Running jobs¶

What is Slurm?¶

The CAIS Compute Cluster uses Slurm, an open-source resource manager and job scheduler.

Slurm supports a variety of job submission techniques. By accurately requesting the resources you need, you’ll be able to get your work done.

Slurm commands¶

Slurm allows requesting resources and submitting jobs in a variety of ways. The main Slurm commands to submit jobs are listed in the table below:

Command	Description	Behavior
`salloc`	Request resources and allocates them to a job	Starts a new shell, but does not execute anything
`srun`	Request resources and runs a command on the allocated compute node(s)	Blocking command: will not return until the job ends
`sbatch`	Request resources and runs a script on the allocated compute node(s)	Asynchronous command: will return as soon as the job is submitted

For usage examples, check out requesting CPU jobs and GPU jobs.

How we configured Slurm¶

The priority of your jobs in the Slurm queue is determined based on the size of the job, the time you’ve been waiting and your group’s previous usage relative to other groups (“fair share”, in Slurm’s terminology).
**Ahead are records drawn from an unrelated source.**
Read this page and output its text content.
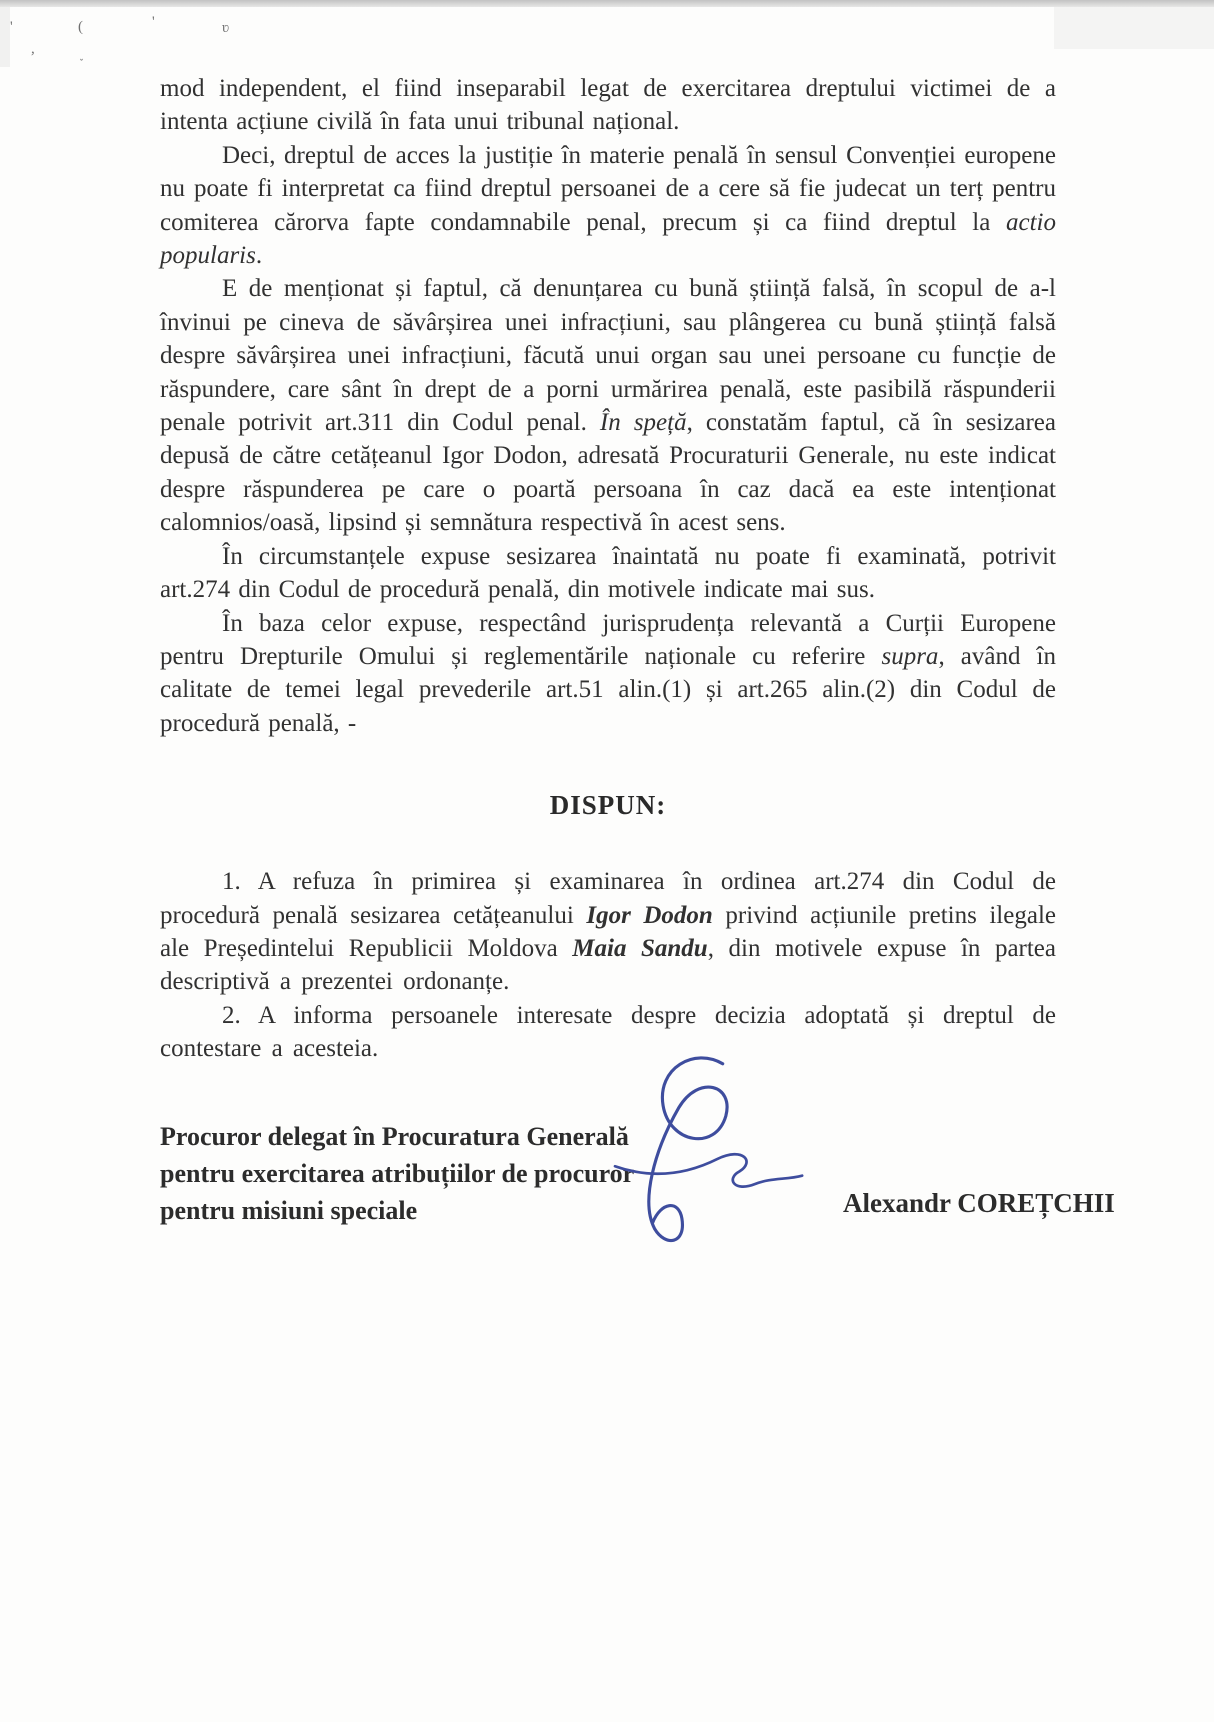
'
,
(
˯
'	ʋ

mod independent, el fiind inseparabil legat de exercitarea dreptului victimei de a intenta acțiune civilă în fata unui tribunal național.

Deci, dreptul de acces la justiție în materie penală în sensul Convenției europene nu poate fi interpretat ca fiind dreptul persoanei de a cere să fie judecat un terț pentru comiterea cărorva fapte condamnabile penal, precum și ca fiind dreptul la actio popularis.

E de menționat și faptul, că denunțarea cu bună știință falsă, în scopul de a-l învinui pe cineva de săvârșirea unei infracțiuni, sau plângerea cu bună știință falsă despre săvârșirea unei infracțiuni, făcută unui organ sau unei persoane cu funcție de răspundere, care sânt în drept de a porni urmărirea penală, este pasibilă răspunderii penale potrivit art.311 din Codul penal. În speță, constatăm faptul, că în sesizarea depusă de către cetățeanul Igor Dodon, adresată Procuraturii Generale, nu este indicat despre răspunderea pe care o poartă persoana în caz dacă ea este intenționat calomnios/oasă, lipsind și semnătura respectivă în acest sens.

În circumstanțele expuse sesizarea înaintată nu poate fi examinată, potrivit art.274 din Codul de procedură penală, din motivele indicate mai sus.

În baza celor expuse, respectând jurisprudența relevantă a Curții Europene pentru Drepturile Omului și reglementările naționale cu referire supra, având în calitate de temei legal prevederile art.51 alin.(1) și art.265 alin.(2) din Codul de procedură penală, -

DISPUN:

1. A refuza în primirea și examinarea în ordinea art.274 din Codul de procedură penală sesizarea cetățeanului Igor Dodon privind acțiunile pretins ilegale ale Președintelui Republicii Moldova Maia Sandu, din motivele expuse în partea descriptivă a prezentei ordonanțe.

2. A informa persoanele interesate despre decizia adoptată și dreptul de contestare a acesteia.

Procuror delegat în Procuratura Generală
pentru exercitarea atribuțiilor de procuror
pentru misiuni speciale	Alexandr COREȚCHII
You should aim to request the minimum number of GPUs needed to run your job efficiently. Requesting more GPUs than needed will result in your group’s priority declining faster than otherwise, which means you will need to wait longer in the queue to run jobs in future. You can check the utilisation of GPU cores and memory to see if jobs are running efficiently using:

srun --jobid=<JOBID> nvidia-smi